Akilah Edgerton, 35, heads up the agency's newly formed youth committee. Since starting the committee about six months ago, she said, members have focused on meeting with young people and asking about the issues as they see them.
She said the desire for more evening activities is proving a dominant theme.
"They'd definitely like to see an increase of youth activities and programming in the community," she said, adding she's also hearing a desire for a haven from violence. "Our kids definitely are aware and have also voiced that as a concern in the community, and also just feeling like they have a place to belong, where their voices can be heard."
She said she's setting up a panel discussion between young people and youth agency leaders to help their desires bear fruit.
"That's really important, that we're not just listening — that we're taking next steps," she said. "We'd like to see more kids of color involved in making sure these organizations are culturally competent."
Edgerton said she's also partnering with the Railroad Street Youth Project in Great Barrington on a project honoring Berkshires native W.E.B. Du Bois, a renowned turn-of-the-century civil rights activist whose legacy has not always found a welcoming home in Berkshire County.
Powell said he'd like to foster a passion for activism in local youth so that they'll take the torch for positive change from leaders like Shirley Edgerton, John Bissell and Wray Gunn, who all won awards during a dinner last month.
"All three have made really significant contributions to our community," Will Singleton, past branch president, said of this year's winners. "We thought they certainly deserved to be recognized."
The third annual Freedom Fund Awards Dinner served both as a fundraiser and an opportunity to present the three awards.

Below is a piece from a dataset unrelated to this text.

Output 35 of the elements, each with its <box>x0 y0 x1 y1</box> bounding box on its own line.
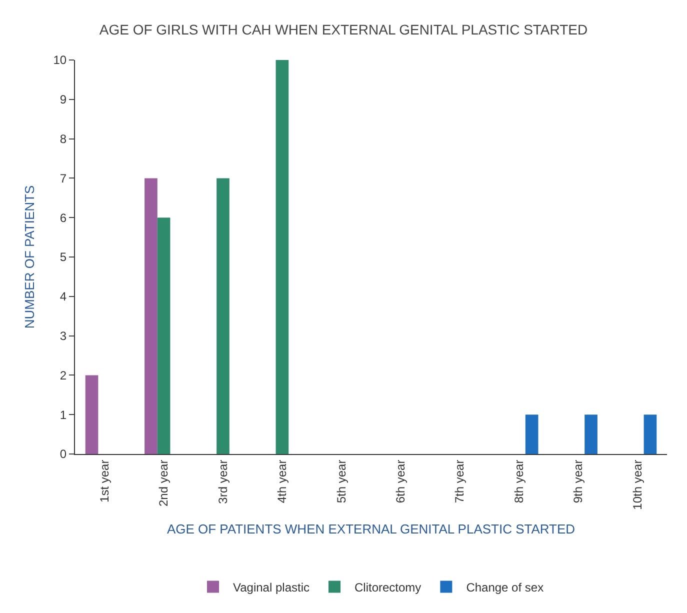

Singleton said Edgerton was chosen for her work mentoring young people, for her involvement in groups like the Women of Color Giving Circle of the Berkshires and with cultural competency in Pittsfield schools.
Wray Gunn, a lifelong member of the NAACP, was chosen for being an active community member in the Great Barrington area, including his role in the African-American Heritage Trail, the Clinton Church restoration and the Friends of Du Bois Committee.
Singleton said Bissell, president and CEO of Greylock Federal Credit Union, was selected for running his company in a way that gives a lot back to the community, for his work chairing the Berkshire United Way's board of directors, Berkshire Initiative for Growth and his role in founding the early literacy initiative, Pittsfield Promise.
Powell said he also hopes to rally the organization around national issues that extend to Berkshire County, like criminal justice issues, voting rights, political representation and the integrity of the public education system.
"Our action is unfortunately dictated by the direction of what happens in Washington," he said. "They seem to be setting the agenda for all organizations that are seeking justice and equality and human rights."
Powell said people have to get fired up about voicing their opinions.
"Everybody's got to start speaking out. We gotta hold our elected officials accountable — write letters, make phone calls, to make sure we don't go backwards," he said. "We all have a voice. We're the ones that put them in office."
Powell said he's proud of the work the agency has accomplished in the past five years, and there's a lot more to come.
"Change is slow," he said. "We have seen some improvement but of course there's a lot more room."